The separation of C3 olefin and paraffin, which is essential for the production of propylene, can be facilitated by the ZIF-8 membrane. However, the commercial application of the membrane has not yet been achieved because the fabrication process does not meet industrial regulatory criteria. In this work, we provide a straightforward and cost-effective membrane fabrication technique that permits the rapid synthesis of ZIF-8 hollow fiber membranes. The scalability of the technology was confirmed by the incorporation of three ZIF-8 hollow fiber membranes into a single module using an introduced fiber mounting methodology. The molecular sieving characteristics of the ZIF-8 membrane module on a binary combination of C3 olefin and paraffin (C3H6/C3H8 selectivity of 110 and a C3H6 permeance of 13 GPU) were examined at atmospheric conditions. In addition, the high-pressure performance of these membranes was demonstrated at a 5 bar of equimolar binary feed pressure with a C3H6/C3H8 selectivity of 55 and a C3H6 permeance of 9 GPU due to propylene adsorption site saturation.
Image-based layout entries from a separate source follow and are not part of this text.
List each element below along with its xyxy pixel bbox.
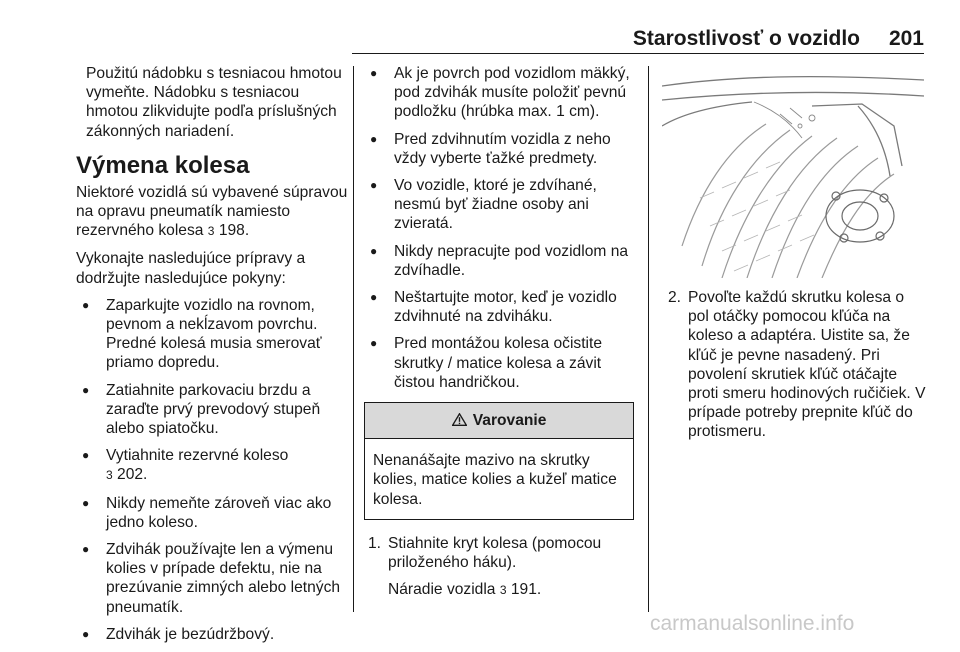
column-divider-right: [648, 66, 649, 612]
watermark: carmanualsonline.info: [650, 612, 855, 635]
list-item: ● Zatiahnite parkovaciu brzdu a zaraďte prvý prevodový stupeň alebo spiatočku.: [76, 381, 348, 439]
list-item: [664, 288, 926, 442]
bullet-list: [76, 296, 348, 644]
bullet-list: [364, 64, 634, 392]
column-2: [364, 64, 634, 608]
section-title: Starostlivosť o vozidlo: [632, 27, 860, 50]
list-item-text: Vytiahnite rezervné koleso: [106, 447, 289, 465]
paragraph-text: Niektoré vozidlá sú vybavené súpravou na opravu pneumatík namiesto rezervného kolesa: [76, 183, 348, 240]
list-item: ● Zdvihák je bezúdržbový.: [76, 625, 348, 644]
column-1: [76, 64, 348, 652]
warning-header: [365, 403, 633, 439]
list-item: ● Zdvihák používajte len a výmenu kolies v prípade defektu, nie na prezúvanie zimných alebo letných pneumatík.: [76, 540, 348, 617]
column-3: [664, 288, 926, 450]
list-item: ● Nikdy nemeňte zároveň viac ako jedno koleso.: [76, 494, 348, 532]
list-item: [76, 446, 348, 485]
paragraph: [76, 183, 348, 242]
page-reference-icon: 3: [499, 583, 507, 598]
warning-triangle-icon: [452, 412, 471, 429]
step-text: Povoľte každú skrutku kolesa o pol otáčky pomocou kľúča na koleso a adaptéra. Uistite sa, že kľúč je pevne nasadený. Pri povolení skrutiek kľúč otáčajte proti smeru hodinových ručičiek. V prípade potreby prepnite kľúč do protismeru.: [688, 289, 926, 441]
page-reference-icon: 3: [106, 468, 113, 483]
list-item: ● Pred zdvihnutím vozidla z neho vždy vyberte ťažké predmety.: [364, 130, 634, 168]
warning-title: Varovanie: [472, 412, 547, 430]
list-item: ● Ak je povrch pod vozidlom mäkký, pod zdvihák musíte položiť pevnú podložku (hrúbka max. 1 cm).: [364, 64, 634, 122]
page-reference[interactable]: 191.: [510, 581, 542, 599]
numbered-list: [664, 288, 926, 442]
list-item: [364, 534, 634, 601]
page-number: 201: [888, 27, 924, 50]
warning-body: Nenanášajte mazivo na skrutky kolies, matice kolies a kužeľ matice kolesa.: [373, 452, 617, 508]
page-reference[interactable]: 202.: [117, 466, 148, 484]
wheel-bolt-illustration: [662, 66, 924, 278]
step-subtext-label: Náradie vozidla: [388, 581, 496, 599]
step-number: 1.: [368, 534, 382, 552]
intro-paragraph: Použitú nádobku s tesniacou hmotou vymeňte. Nádobku s tesniacou hmotou zlikvidujte podľa príslušných zákonných nariadení.: [86, 65, 342, 140]
step-number: 2.: [668, 289, 682, 306]
step-subtext: [388, 580, 634, 600]
section-heading: Výmena kolesa: [76, 151, 250, 179]
list-item: ● Vo vozidle, ktoré je zdvíhané, nesmú byť žiadne osoby ani zvieratá.: [364, 176, 634, 234]
list-item: ● Pred montážou kolesa očistite skrutky / matice kolesa a závit čistou handričkou.: [364, 334, 634, 392]
page-reference[interactable]: 198.: [218, 222, 250, 240]
warning-box: [364, 402, 634, 520]
numbered-list: [364, 534, 634, 601]
paragraph: Vykonajte nasledujúce prípravy a dodržujte nasledujúce pokyny:: [76, 250, 306, 287]
list-item: ● Neštartujte motor, keď je vozidlo zdvihnuté na zdviháku.: [364, 288, 634, 326]
list-item: ● Nikdy nepracujte pod vozidlom na zdvíhadle.: [364, 242, 634, 280]
header-rule: [352, 53, 924, 54]
column-divider-left: [353, 66, 354, 612]
step-text: Stiahnite kryt kolesa (pomocou priloženého háku).: [388, 534, 602, 572]
page-reference-icon: 3: [207, 224, 215, 239]
list-item: ● Zaparkujte vozidlo na rovnom, pevnom a nekĺzavom povrchu. Predné kolesá musia smerovať priamo dopredu.: [76, 296, 348, 373]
To further accurately portray the separation performance of the membrane on an actual industrial feed, the effect of impurities (ethylene, ethane, butylene, i-butane, and n-butane), which can be found in C3 splitters, was investigated and a considerable decrement (~15%) in the propylene permeance upon an interaction with C4 hydrocarbons was confirmed. Finally, the long-term stability of the ZIF-8 membrane was confirmed by continuous operation for almost a month without any loss of its initial performance (C3H6/C3H8 separation factor of 110 and a C3H6 permeance of 13 GPU). From an industrial point of view, this straightforward technique could offer a number of merits such as a short synthesis time, minimal chemical requirements, and excellent reproductivity.